37. The method of claim 26, wherein the PSR layer forms the upper surface of the through holes prior to filling the through holes.

38. A method of fabricating a stacked package comprising:

forming a first printed circuit board (PCB) and a second PCB;

forming a plurality of first bonding pads on the first PCB and a plurality of second bonding pads on the second PCB;

forming a plurality of first edge through holes penetrating the first PCB at an edge portion and a plurality of center through holes penetrating the first PCB at a center portion;

forming a plurality of second edge through holes penetrating the second PCB and corresponding to the first edge through holes;

forming a plurality of first interconnection layers, wherein one end of at least one of the first interconnection layers is connected to at least one of the first bonding pads and the other end of the at least one first interconnection layer is connected to at least one of the center through holes;

forming a plurality of second interconnection layers, wherein one end of at least one of the second interconnection layers is connected to at least one of the second bonding pads and the other end of the at least one second interconnection layer is connected to at least one of the second edge through holes;

forming a first photo solder resist (PSR) layer on an upper surface of the first PCB and a second PSR layer on an upper surface of the second PCB;

attaching a first adhesive member on an upper surface of the first PSR layer and a second adhesive member on an upper surface of the second PSR layer;

mounting a first semiconductor chip on an upper surface of the first adhesive member and a second semiconductor chip on an upper surface of the second adhesive member;

electrically connecting the first semiconductor chip and the first bonding pads;

electrically connecting the second semiconductor chip and the second bonding pads;

filling the plurality of first edge through holes with a plurality of first edge solder connecting parts;

filling the plurality of center through holes with a plurality of center connecting parts; and

filling the plurality of second edge through holes with a plurality of second edge solder connecting parts, so as to electrically connect the first edge through holes with the second edge through holes.
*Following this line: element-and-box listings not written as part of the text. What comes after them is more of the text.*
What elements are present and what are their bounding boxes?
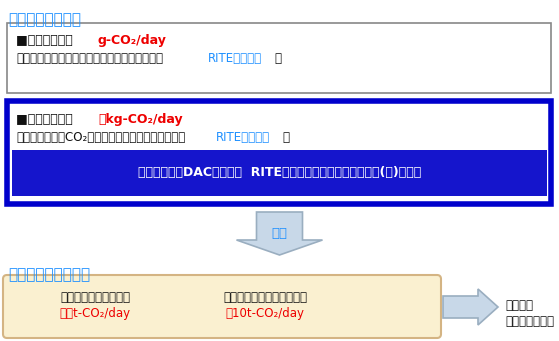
FancyBboxPatch shape bbox=[12, 150, 547, 196]
Polygon shape bbox=[443, 289, 498, 325]
Text: ■ラボ試験装置: ■ラボ試験装置 bbox=[16, 34, 80, 47]
Text: 数kg-CO₂/day: 数kg-CO₂/day bbox=[98, 113, 183, 126]
Text: ・アミン液、ハニカム担体などの材料探索　（: ・アミン液、ハニカム担体などの材料探索 （ bbox=[16, 52, 163, 65]
Text: 装置・システム設計: 装置・システム設計 bbox=[8, 267, 90, 282]
Text: 材料の評価・開発: 材料の評価・開発 bbox=[8, 12, 81, 27]
FancyBboxPatch shape bbox=[7, 23, 551, 93]
Text: RITEにて評価: RITEにて評価 bbox=[216, 131, 270, 144]
Text: ～10t-CO₂/day: ～10t-CO₂/day bbox=[225, 307, 305, 320]
Text: 今回開発したDAC試験装置  RITE・三菱重工エンジニアリング(株)が連携: 今回開発したDAC試験装置 RITE・三菱重工エンジニアリング(株)が連携 bbox=[138, 166, 421, 179]
FancyBboxPatch shape bbox=[7, 101, 551, 204]
Text: ・実機サイズのCO₂固体吸収材ハニカムの評価　（: ・実機サイズのCO₂固体吸収材ハニカムの評価 （ bbox=[16, 131, 185, 144]
Text: 社会実装を加速: 社会実装を加速 bbox=[505, 315, 554, 328]
Text: 反映: 反映 bbox=[272, 227, 287, 240]
Text: RITEにて評価: RITEにて評価 bbox=[208, 52, 262, 65]
FancyBboxPatch shape bbox=[3, 275, 441, 338]
Text: ベンチスケール試験機: ベンチスケール試験機 bbox=[60, 291, 130, 304]
Text: ■小型試験装置: ■小型試験装置 bbox=[16, 113, 80, 126]
Text: 研究開発: 研究開発 bbox=[505, 299, 533, 312]
Polygon shape bbox=[236, 212, 323, 255]
Text: ～数t-CO₂/day: ～数t-CO₂/day bbox=[59, 307, 131, 320]
Text: ）: ） bbox=[274, 52, 281, 65]
Text: g-CO₂/day: g-CO₂/day bbox=[98, 34, 167, 47]
Text: パイロットスケール試験機: パイロットスケール試験機 bbox=[223, 291, 307, 304]
Text: ）: ） bbox=[282, 131, 289, 144]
39. The method of claim 38, wherein the first PCB comprises a motherboard of a mobile phone.

40. A semiconductor package comprising:

a printed circuit board (PCB) having at least one interconnection layer formed on its surface, and having at least one through hole connected to the interconnection layer;

a semiconductor chip electrically connected to the at least one interconnection layer of the PCB; and

a solder connecting part disposed to fill each through hole.